Трое пойманных на Невском студентов с метательными снарядами и четверо повешенных с Александром Ульяновым во главе, да неудачная попытка сорганизовать снова партию народников[201], повлекшая к гуртовым арестам на всей Волге, что произошли в 1887 и 1888 годах, было последнею тучей рассеянной бури[202]. Над Россией всплыло солнышко с кроткими лениво-сонными небесами установившейся надолго мирной тишины и спокойствия. Потянулись безоблачные и безветренные дни и звездомерцательные ночи, торжественное молчание которых нарушали лишь одинокие лаявшие на луну собаки, верные спутники жизни мирного населения, занявшего одну шестую земного шара…
Антон Чехов начал писать «сумеречные рассказы» и «скучные истории»[203] и не находил одобрения в «Русском богатстве», которое читалось в Никудышевке.
Здесь по-прежнему оставались верны как «Русскому богатству», так и «Русским ведомостям»[204], как в Замураеве — «Русскому вестнику» и «Московским ведомостям»[205]. Заветные книги двух главных лагерей во всей России[206], а в том числе и среди Симбирского столбового дворянства.
Храм народничества был разрушен. Но «храм разрушенный — все ж храм[207], кумир поверженный — все ж бог».

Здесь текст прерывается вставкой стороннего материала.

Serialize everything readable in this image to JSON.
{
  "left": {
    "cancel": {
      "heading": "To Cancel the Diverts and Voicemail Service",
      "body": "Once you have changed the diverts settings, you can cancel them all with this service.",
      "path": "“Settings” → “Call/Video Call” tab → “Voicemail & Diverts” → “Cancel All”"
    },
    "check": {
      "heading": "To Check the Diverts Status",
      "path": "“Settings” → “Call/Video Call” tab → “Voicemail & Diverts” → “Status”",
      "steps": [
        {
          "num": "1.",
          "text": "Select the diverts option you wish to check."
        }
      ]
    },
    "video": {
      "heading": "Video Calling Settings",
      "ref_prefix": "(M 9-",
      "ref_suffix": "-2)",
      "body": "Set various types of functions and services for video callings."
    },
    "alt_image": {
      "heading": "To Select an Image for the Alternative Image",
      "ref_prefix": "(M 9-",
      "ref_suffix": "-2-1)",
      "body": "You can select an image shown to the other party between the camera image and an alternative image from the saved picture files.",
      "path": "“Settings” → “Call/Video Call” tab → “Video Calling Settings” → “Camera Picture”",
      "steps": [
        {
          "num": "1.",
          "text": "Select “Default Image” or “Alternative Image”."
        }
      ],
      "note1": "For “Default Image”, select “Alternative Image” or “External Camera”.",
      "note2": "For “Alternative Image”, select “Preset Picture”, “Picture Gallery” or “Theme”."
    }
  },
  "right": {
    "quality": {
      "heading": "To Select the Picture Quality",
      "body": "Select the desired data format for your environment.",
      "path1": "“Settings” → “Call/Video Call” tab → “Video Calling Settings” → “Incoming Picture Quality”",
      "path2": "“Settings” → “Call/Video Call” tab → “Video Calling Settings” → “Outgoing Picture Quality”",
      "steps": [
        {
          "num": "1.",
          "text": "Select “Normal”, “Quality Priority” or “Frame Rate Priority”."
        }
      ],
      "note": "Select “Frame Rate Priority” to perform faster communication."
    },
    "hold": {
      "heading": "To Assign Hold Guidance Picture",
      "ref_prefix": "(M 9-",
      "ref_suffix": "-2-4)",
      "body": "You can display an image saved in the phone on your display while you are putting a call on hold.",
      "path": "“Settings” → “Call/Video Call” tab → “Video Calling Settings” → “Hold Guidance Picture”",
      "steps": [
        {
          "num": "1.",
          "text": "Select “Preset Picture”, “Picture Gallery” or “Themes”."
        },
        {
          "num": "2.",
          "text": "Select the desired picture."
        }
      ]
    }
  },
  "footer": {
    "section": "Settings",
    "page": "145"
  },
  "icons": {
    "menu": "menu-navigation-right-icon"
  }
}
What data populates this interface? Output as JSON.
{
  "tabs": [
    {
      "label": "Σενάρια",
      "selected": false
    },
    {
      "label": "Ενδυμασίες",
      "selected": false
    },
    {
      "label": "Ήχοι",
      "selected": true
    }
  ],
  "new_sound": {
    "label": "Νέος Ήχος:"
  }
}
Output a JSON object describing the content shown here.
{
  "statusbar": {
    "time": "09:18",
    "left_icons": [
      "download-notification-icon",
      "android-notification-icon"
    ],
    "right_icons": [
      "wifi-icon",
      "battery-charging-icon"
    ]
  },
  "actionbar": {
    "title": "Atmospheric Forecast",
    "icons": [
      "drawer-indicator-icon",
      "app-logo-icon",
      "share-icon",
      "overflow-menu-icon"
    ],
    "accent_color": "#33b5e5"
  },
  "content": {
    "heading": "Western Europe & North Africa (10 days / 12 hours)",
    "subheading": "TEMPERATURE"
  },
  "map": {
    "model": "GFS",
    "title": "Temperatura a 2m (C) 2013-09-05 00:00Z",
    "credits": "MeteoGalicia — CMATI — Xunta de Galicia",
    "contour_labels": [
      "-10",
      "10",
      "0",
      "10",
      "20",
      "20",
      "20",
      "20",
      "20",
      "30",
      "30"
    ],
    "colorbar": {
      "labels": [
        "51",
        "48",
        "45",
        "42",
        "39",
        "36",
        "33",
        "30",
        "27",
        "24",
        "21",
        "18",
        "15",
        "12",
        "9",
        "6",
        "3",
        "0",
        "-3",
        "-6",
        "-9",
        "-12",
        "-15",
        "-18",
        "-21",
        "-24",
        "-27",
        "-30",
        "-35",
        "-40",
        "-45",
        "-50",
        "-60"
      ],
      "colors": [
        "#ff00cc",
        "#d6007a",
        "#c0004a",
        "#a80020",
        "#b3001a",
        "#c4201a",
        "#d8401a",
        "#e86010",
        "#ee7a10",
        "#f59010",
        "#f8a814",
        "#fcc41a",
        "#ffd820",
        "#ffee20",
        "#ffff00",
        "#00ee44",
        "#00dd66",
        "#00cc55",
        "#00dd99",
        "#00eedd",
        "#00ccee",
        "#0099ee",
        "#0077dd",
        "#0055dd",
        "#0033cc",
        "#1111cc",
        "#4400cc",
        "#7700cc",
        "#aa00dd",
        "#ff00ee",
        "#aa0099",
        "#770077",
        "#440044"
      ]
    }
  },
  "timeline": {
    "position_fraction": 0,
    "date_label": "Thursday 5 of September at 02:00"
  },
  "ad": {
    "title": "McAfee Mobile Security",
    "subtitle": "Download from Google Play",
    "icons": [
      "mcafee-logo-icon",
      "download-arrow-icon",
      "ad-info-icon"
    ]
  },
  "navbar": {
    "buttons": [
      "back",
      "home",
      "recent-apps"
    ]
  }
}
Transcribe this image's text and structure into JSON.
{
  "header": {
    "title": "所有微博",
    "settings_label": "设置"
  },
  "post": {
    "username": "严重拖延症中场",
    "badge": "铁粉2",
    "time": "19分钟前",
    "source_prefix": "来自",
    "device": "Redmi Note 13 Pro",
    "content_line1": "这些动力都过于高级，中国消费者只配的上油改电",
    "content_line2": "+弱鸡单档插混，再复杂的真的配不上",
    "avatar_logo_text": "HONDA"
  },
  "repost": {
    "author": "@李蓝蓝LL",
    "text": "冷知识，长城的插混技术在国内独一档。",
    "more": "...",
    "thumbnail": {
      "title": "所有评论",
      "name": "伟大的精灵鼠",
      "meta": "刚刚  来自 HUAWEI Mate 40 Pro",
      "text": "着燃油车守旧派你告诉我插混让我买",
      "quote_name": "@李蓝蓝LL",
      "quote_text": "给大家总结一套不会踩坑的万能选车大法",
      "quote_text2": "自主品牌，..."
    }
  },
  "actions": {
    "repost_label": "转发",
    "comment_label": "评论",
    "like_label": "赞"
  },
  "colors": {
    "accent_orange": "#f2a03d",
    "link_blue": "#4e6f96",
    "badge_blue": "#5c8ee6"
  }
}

Уже не было священного алтаря, на котором так недавно еще свершались обильные жертвоприношения, но «отцы» продолжали по инерции молиться старым богам и держались за старую веру, яростно борясь с разраставшейся «толстовской ересью», как некогда боролся простой народ с никонианством[208]. Хотя толстовская ересь и оставила в кумирах по-прежнему «мужика», но облекла его в новые ризы: народники почитали его природным социалистом, от рождения предназначенным к устройству земного рая во всей подлунной, а толстовцы открыли в нем специального и исключительного носителя и хранителя «Божьей правды», что внушало «отцам» опасение за судьбу революции, ибо какая же революция, когда проповедуется непротивление злу насилием? Какая же революция бывает без насилия? И какой русский интеллигент, спросим, перефразируя Гоголя, не любит быстрой революции?
Не успели «отцы» искоренить эту чисто домашнюю ересь, как появилась новая, еще более опасная, заграничная. Эта новая отодвигала революцию на задний план вместе с возлюбленным мужиком, предлагая самим пойти на выучку к капитализму Западной Европы, а мужика-дурака выварить в фабричном котле[209]. Когда, спрашивается, их вываришь, восемьдесят миллионов-то дураков?.. На место спихнутого с пьедестала мужика новая ересь ставила рабочего: вот кому молитесь! Вот кто — прирожденный социалист! И что казалось отцам особенно возмутительным, новая ересь утверждалась скрывшимися за границей бывшими же народниками[210], рекомендовавшими русской интеллигенции бросить толчение воды в ступе: мужика, либералов, террор, — и заняться созданием по примеру Германии своей социал-демократической партии.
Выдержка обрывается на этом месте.